Nachts sollen weniger Flugzeuge über den schlafenden Anwohner des Euro-Airports lärmen. Das wollen die Gemeinden, die von den Südstarts besonders betroffen sind, schon länger. Bis jetzt stellte sich der Flughafen jedoch quer. Am Dienstag dann die überraschende Wende: Plötzlich will auch der Euro-Airport (EAP), dass Flüge nach 23 Uhr nicht mehr möglich sind.

Das neue Regime soll ab 2020 gelten und muss zuerst noch von der französischen Zivilluftbehörde bewilligt werden. Dies verkündete EAP-Verwaltungsrat Raymond Cron exklusiv in der bz. Die Gemeinden im Umland zeigten sich in ersten Reaktionen hoch erfreut über den Entscheid. Immerhin sind rund 1300 Flugbewegungen pro Jahr in dieser Zeit nicht mehr möglich. Betroffen ist vor allem die Expressluftfracht, die ihre Flüge verschieben muss. Denn an andere Flughäfen auszuweichen ist nicht möglich, weil auch andere Flughäfen ähnliche Sperren kennen. Mit entsprechenden Auswirkungen auf die Logistiker.

«Die Fracht braucht die Nacht»

«Für das Cargo-Geschäft ist das tragisch. Denn die Fracht braucht die Nacht», sagt ein Luftfracht-Experte. Und diese Nacht werde immer mehr begrenzt. Diese Tendenz sei bedenklich, sagt er weiter. «Auch für den Wirtschaftsstandort ist die Entwicklung kritisch», sagt der Experte.

Das Problem: Während der Nacht werden beispielsweise die E-Commerce-Bestellungen transportiert, damit sie fristgerecht bei den Kunden ankommen. Wird die Nacht für die Logistiker ständig verkürzt, wird das zum Problem. Andere Verkehrsträger können, weil schlicht die Kapazität fehlt oder aus Tempogründen nicht einspringen – so zum Beispiel die Schifffahrt, die auf weniger zeitkritische Fracht setzt.

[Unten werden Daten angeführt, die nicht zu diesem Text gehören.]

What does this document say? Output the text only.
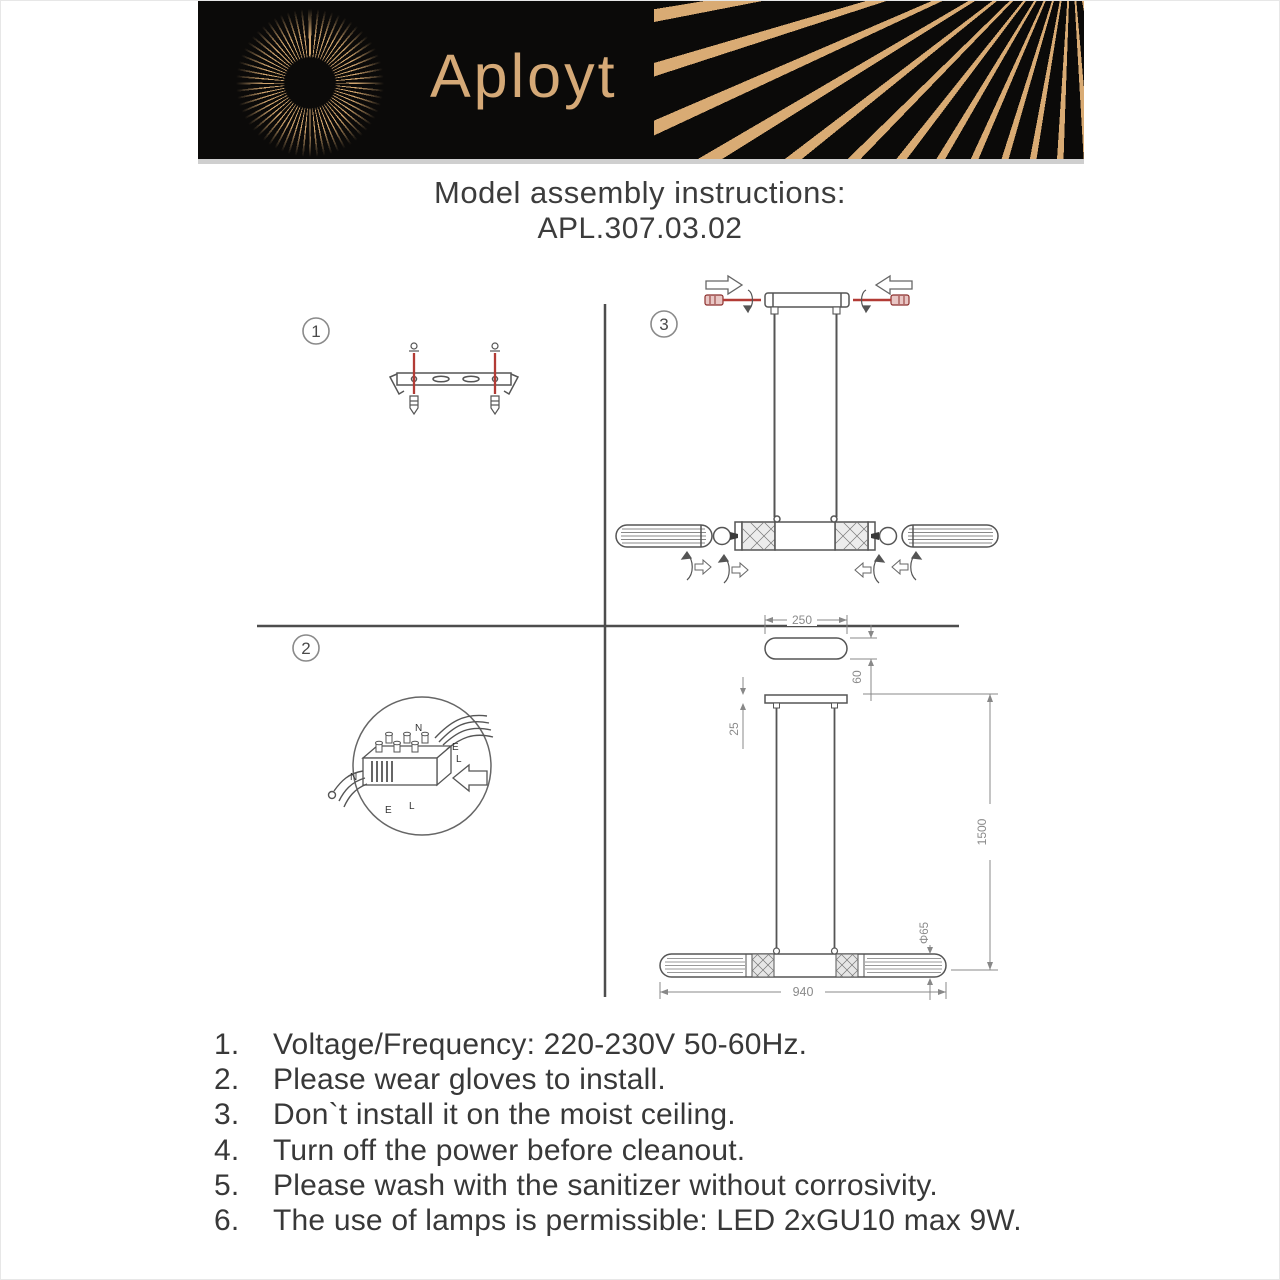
Aployt
Model assembly instructions:
APL.307.03.02
1	3
2
N
E
L
N
E L
250
60
25
940
1500
Φ65
1.	Voltage/Frequency: 220-230V 50-60Hz.
2.	Please wear gloves to install.
3.	Don`t install it on the moist ceiling.
4.	Turn off the power before cleanout.
5.	Please wash with the sanitizer without corrosivity.
6.	The use of lamps is permissible: LED 2xGU10 max 9W.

Die Frachtflüge, welche nach 23 Uhr starten, fliegen mehrheitlich nach Leipzig, Köln/Bonn und Lüttich: die grossen Zentralen der Luftfrachtfirmen DHL, UPS, Fedex und TNT. Die Flüge ab Basel dienen dazu, die Fracht in diese Zentren zu bringen. Von dort werden sie weiter verteilt. Umgekehrt kommen viele Frachtflugzeuge am frühen Morgen in Basel an. Verschwindet nun der Nacht-Slot am Euro-Airport, verlieren die Logistiker, diese Stunde zusätzlich. Entsprechend müssen Abläufe angepasst werden. Was mit Kosten verbunden ist.

Der Euro-Airport hat im Vergleich zu Genf und Zürich gerade im Frachtgeschäft gute Karten. Vor allem was das Expressgeschäft anbelangt. So starten nach 22 Uhr in Genf praktisch nur noch Passagierflugzeuge. Und ab Zürich dürfen Flugzeuge ab 23 Uhr nur noch zum Verspätungsabbau starten. Mit der Begrenzung der Nachtflugstunden verliert Basel einen Standortvorteil.

Massnahme greift nicht

Auswertungen der bz haben im Januar gezeigt, wie viele Starts tatsächlich nach 23 Uhr durchgeführt werden. Cron sagte nun im Interview, dass man 19 Prozent der geplanten Starts nach vorne verschieben konnte. Doch eine Analyse der neusten Flugbewegungen zeigt: Auswirkungen auf die reale Anzahl von Starts nach 23 Uhr hatte die Massnahme bislang nicht.

Im Januar waren es noch unter 120 Starts nach 23 Uhr. Im Sommer stieg diese Zahl sprunghaft an. Fast 180 Flüge starteten im Juli in der fraglichen Stunde. Auch im Juni und August lagen die Starts höher als Anfang Jahr. Den Hauptteil der späten Flüge entfallen auf die DHL. Von Juli bis November starteten 117 Flüge der Frachtfirma nach 23 Uhr.

Berücksichtigt sind in der Auswertung die tatsächlichen Starts, auch wenn die Flüge eigentlich früher geplant waren. Das ist denn auch der Knackpunkt: Auch wenn die Starts früher geplant wurden, konnten sie nicht früher durchgeführt werden. Diese Schwierigkeiten könnten sich auch zeigen, wenn gar keine Starts mehr in der Stunde vor Mitternacht geplant werden. Die 1300 Flüge müssten dann während des Tages Platz finden. Entsprechend enger wird der Flugplan. Das sei kein Problem, sagte Cron im Interview. Die Daten zeigen aber auch: In diesem Sommer gab es mehr Starts. Trotz des Versuchs, dies nach 23 Uhr zu beschränken.